Danny Hillis Asks: What Happens if the Internet Goes Down?

At TED 2013 last week, Danny Hillis, an early Internet user who registered the third domain name ever (Think.com), spoke on the vulnerability of the expanding Internet. While standing on stage for his talk, he held up a one-inch-thick notebook, which listed every person — including name, address and phone number — who had an Internet address in 1982. By his estimates, that book would be 25 miles tall in today’s world.

According to Hillis, this once small and trustworthy circle, “a system essentially built on trust,” as he puts it, has expanded “way beyond its limits.” And what frightens Hillis the most about the growth and vulnerability of the Internet is that so many things we don’t even imagine as being connected to the Internet actually are.

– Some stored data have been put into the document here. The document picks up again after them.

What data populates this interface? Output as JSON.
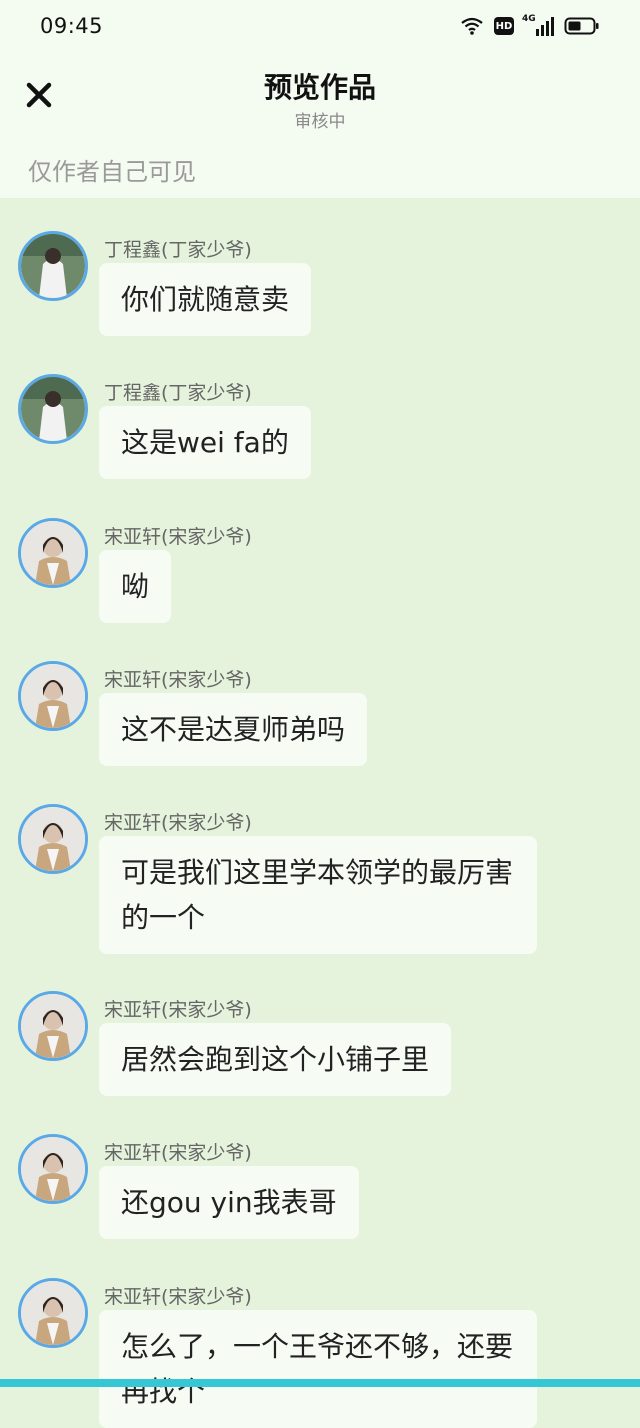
{
  "status_bar": {
    "time": "09:45",
    "hd_label": "HD",
    "network": "4G"
  },
  "header": {
    "title": "预览作品",
    "subtitle": "审核中",
    "visibility_note": "仅作者自己可见"
  },
  "messages": [
    {
      "sender": "丁程鑫(丁家少爷)",
      "text": "你们就随意卖",
      "avatar": "ding"
    },
    {
      "sender": "丁程鑫(丁家少爷)",
      "text": "这是wei fa的",
      "avatar": "ding"
    },
    {
      "sender": "宋亚轩(宋家少爷)",
      "text": "呦",
      "avatar": "song"
    },
    {
      "sender": "宋亚轩(宋家少爷)",
      "text": "这不是达夏师弟吗",
      "avatar": "song"
    },
    {
      "sender": "宋亚轩(宋家少爷)",
      "text": "可是我们这里学本领学的最厉害的一个",
      "avatar": "song"
    },
    {
      "sender": "宋亚轩(宋家少爷)",
      "text": "居然会跑到这个小铺子里",
      "avatar": "song"
    },
    {
      "sender": "宋亚轩(宋家少爷)",
      "text": "还gou yin我表哥",
      "avatar": "song"
    },
    {
      "sender": "宋亚轩(宋家少爷)",
      "text": "怎么了，一个王爷还不够，还要再找个",
      "avatar": "song"
    }
  ],
  "colors": {
    "background": "#e5f3dc",
    "bubble": "#f6fbf4",
    "avatar_ring": "#5aa9e6",
    "accent_strip": "#35c7d3"
  }
}
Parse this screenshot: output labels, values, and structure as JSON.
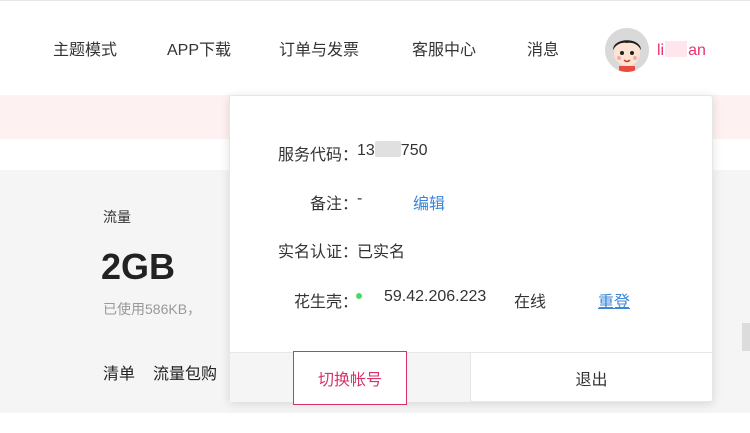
{
  "nav": {
    "items": [
      {
        "label": "主题模式"
      },
      {
        "label": "APP下载"
      },
      {
        "label": "订单与发票"
      },
      {
        "label": "客服中心"
      },
      {
        "label": "消息"
      }
    ],
    "user": {
      "name_start": "li",
      "name_end": "an"
    }
  },
  "main": {
    "flow_label": "流量",
    "flow_value": "2GB",
    "flow_used": "已使用586KB，",
    "tabs": [
      {
        "label": "清单"
      },
      {
        "label": "流量包购"
      }
    ]
  },
  "dropdown": {
    "service_code": {
      "label": "服务代码：",
      "value_start": "13",
      "value_end": "750"
    },
    "remark": {
      "label": "备注：",
      "value": "-",
      "edit": "编辑"
    },
    "realname": {
      "label": "实名认证：",
      "value": "已实名"
    },
    "hsk": {
      "label": "花生壳：",
      "ip": "59.42.206.223",
      "status": "在线",
      "relogin": "重登"
    },
    "switch_label": "切换帐号",
    "logout_label": "退出"
  },
  "colors": {
    "accent": "#d6336c",
    "link": "#3a86d8",
    "online": "#4cd964"
  }
}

“When you take off from LAX, you don’t think you’re using the Internet,” he said. “When you pump gas, you don’t think you’re using the Internet. But these systems are using the Internet for service functions, for administrative functions.” To that point, Wired adds: “The Internet has expanded from connecting that small directory of people, to connecting all kinds of systems and things.”

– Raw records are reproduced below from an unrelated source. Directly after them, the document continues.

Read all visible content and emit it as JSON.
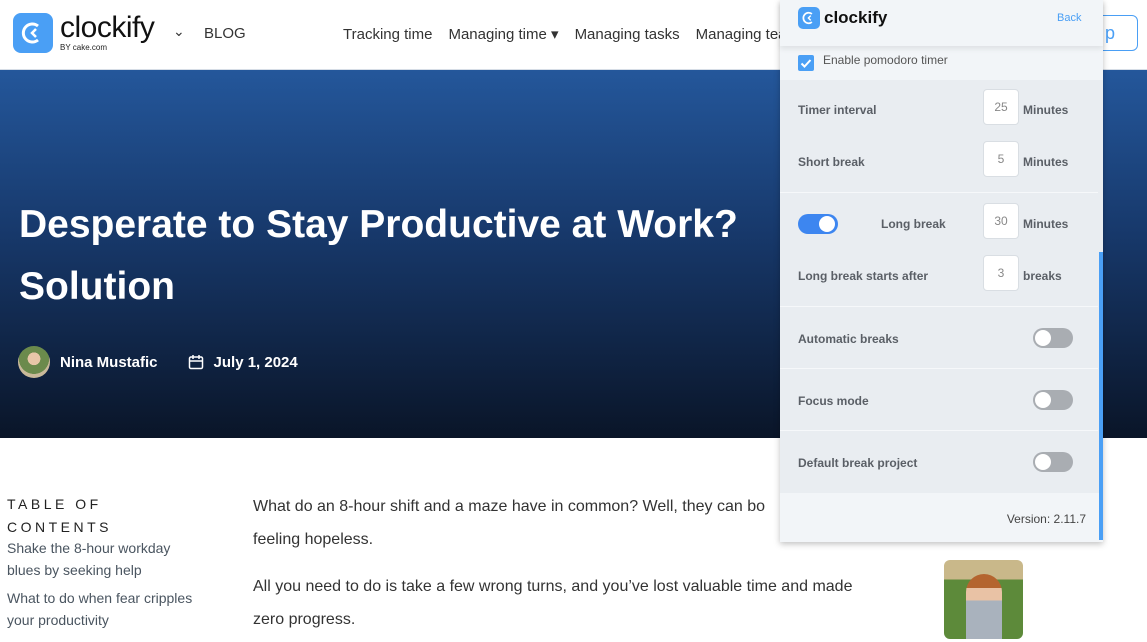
{
  "nav": {
    "brand": "clockify",
    "brand_sub": "BY cake.com",
    "blog": "BLOG",
    "menu": [
      "Tracking time",
      "Managing time ▾",
      "Managing tasks",
      "Managing tea"
    ],
    "cta_partial": "p"
  },
  "hero": {
    "title_line1": "Desperate to Stay Productive at Work?",
    "title_line2": "Solution",
    "author": "Nina Mustafic",
    "date": "July 1, 2024"
  },
  "toc": {
    "heading": "TABLE OF CONTENTS",
    "items": [
      "Shake the 8-hour workday blues by seeking help",
      "What to do when fear cripples your productivity"
    ]
  },
  "article": {
    "p1": "What do an 8-hour shift and a maze have in common? Well, they can bo",
    "p1b": "feeling hopeless.",
    "p2": "All you need to do is take a few wrong turns, and you’ve lost valuable time and made",
    "p2b": "zero progress."
  },
  "panel": {
    "brand": "clockify",
    "back": "Back",
    "enable_pomodoro": "Enable pomodoro timer",
    "enable_pomodoro_checked": true,
    "timer_interval": {
      "label": "Timer interval",
      "value": "25",
      "unit": "Minutes"
    },
    "short_break": {
      "label": "Short break",
      "value": "5",
      "unit": "Minutes"
    },
    "long_break": {
      "label": "Long break",
      "value": "30",
      "unit": "Minutes",
      "enabled": true
    },
    "long_break_after": {
      "label": "Long break starts after",
      "value": "3",
      "unit": "breaks"
    },
    "automatic_breaks": {
      "label": "Automatic breaks",
      "enabled": false
    },
    "focus_mode": {
      "label": "Focus mode",
      "enabled": false
    },
    "default_break_project": {
      "label": "Default break project",
      "enabled": false
    },
    "version": "Version: 2.11.7"
  },
  "colors": {
    "accent": "#4a9ff5",
    "toggle_on": "#3d86f0",
    "hero_top": "#24579b",
    "hero_bottom": "#0a1528"
  }
}
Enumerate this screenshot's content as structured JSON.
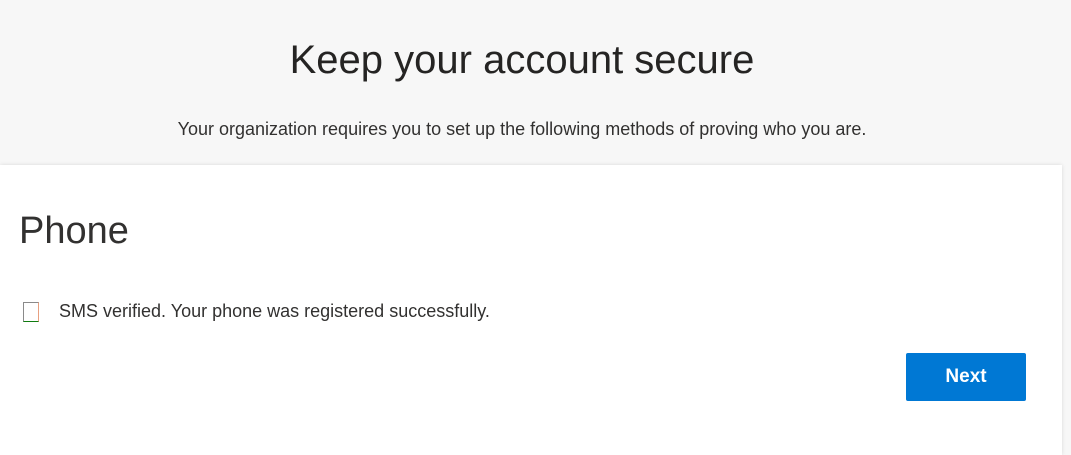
{
  "header": {
    "title": "Keep your account secure",
    "subtitle": "Your organization requires you to set up the following methods of proving who you are."
  },
  "card": {
    "title": "Phone",
    "status_icon": "status-square-icon",
    "status_text": "SMS verified. Your phone was registered successfully.",
    "next_label": "Next"
  },
  "colors": {
    "accent": "#0078d4",
    "background": "#f7f7f7"
  }
}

Hillis suggest that because we pay more attention to the protection of individual computers and small networked systems, we are not paying attention to protecting the Internet itself. “We’re setting ourselves up for disaster, like we did with the financial system,” he said.

“What if there was an effective denial of service attack on the Internet?” he asked. “We don’t know what would happen, and we don’t have a Plan B — we don’t have a plan for how to communicate when the Internet is in trouble.” What would that plan look like? Hillis imagines a second network that could come online in case of emergency.

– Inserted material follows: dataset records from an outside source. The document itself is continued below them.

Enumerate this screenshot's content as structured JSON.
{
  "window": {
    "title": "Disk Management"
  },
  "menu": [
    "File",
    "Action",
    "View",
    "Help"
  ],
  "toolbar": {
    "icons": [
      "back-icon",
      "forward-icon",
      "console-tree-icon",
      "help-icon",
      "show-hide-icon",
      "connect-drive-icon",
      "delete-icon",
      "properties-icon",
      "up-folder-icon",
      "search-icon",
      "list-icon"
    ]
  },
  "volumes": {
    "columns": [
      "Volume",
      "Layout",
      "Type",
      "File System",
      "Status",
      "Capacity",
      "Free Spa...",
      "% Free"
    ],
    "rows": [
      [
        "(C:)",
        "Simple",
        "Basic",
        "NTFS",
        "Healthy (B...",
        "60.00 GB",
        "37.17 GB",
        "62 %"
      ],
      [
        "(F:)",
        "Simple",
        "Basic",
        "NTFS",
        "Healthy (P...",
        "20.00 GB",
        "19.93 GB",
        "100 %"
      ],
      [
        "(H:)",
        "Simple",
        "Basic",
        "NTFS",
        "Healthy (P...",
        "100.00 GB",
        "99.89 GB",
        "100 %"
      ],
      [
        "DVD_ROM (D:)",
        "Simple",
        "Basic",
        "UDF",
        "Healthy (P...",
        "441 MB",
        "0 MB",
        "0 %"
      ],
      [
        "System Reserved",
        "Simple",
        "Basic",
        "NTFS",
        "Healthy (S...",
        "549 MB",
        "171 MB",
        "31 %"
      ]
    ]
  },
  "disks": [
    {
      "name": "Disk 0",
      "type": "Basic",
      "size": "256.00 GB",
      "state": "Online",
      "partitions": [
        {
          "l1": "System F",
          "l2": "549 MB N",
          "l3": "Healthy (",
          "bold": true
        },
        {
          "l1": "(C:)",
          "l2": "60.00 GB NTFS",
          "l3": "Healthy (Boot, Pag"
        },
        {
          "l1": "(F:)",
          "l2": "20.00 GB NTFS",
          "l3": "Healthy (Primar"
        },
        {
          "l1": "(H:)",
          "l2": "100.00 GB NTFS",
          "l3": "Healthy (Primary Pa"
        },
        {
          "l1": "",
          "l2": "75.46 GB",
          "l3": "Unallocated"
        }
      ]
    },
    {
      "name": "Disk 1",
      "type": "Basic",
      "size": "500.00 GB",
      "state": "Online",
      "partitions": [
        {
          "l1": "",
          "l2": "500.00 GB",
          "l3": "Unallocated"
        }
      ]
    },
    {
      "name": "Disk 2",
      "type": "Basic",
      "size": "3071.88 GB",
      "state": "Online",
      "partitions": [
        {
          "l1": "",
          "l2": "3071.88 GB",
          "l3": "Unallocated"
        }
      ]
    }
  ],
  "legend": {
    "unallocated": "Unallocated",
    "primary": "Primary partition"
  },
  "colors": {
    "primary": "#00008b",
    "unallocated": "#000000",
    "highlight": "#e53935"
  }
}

“It would use different protocols from the existing Internet, and would be kept separate as much as possible. So when the Internet goes down, police stations, hospitals and airports could still function,” explains Wired.

According to Hillis, it wouldn’t be difficult to pull off technically, calling it just a matter of focus and will, but “it’s very hard to get people to focus on Plan B, when Plan A is working so well.”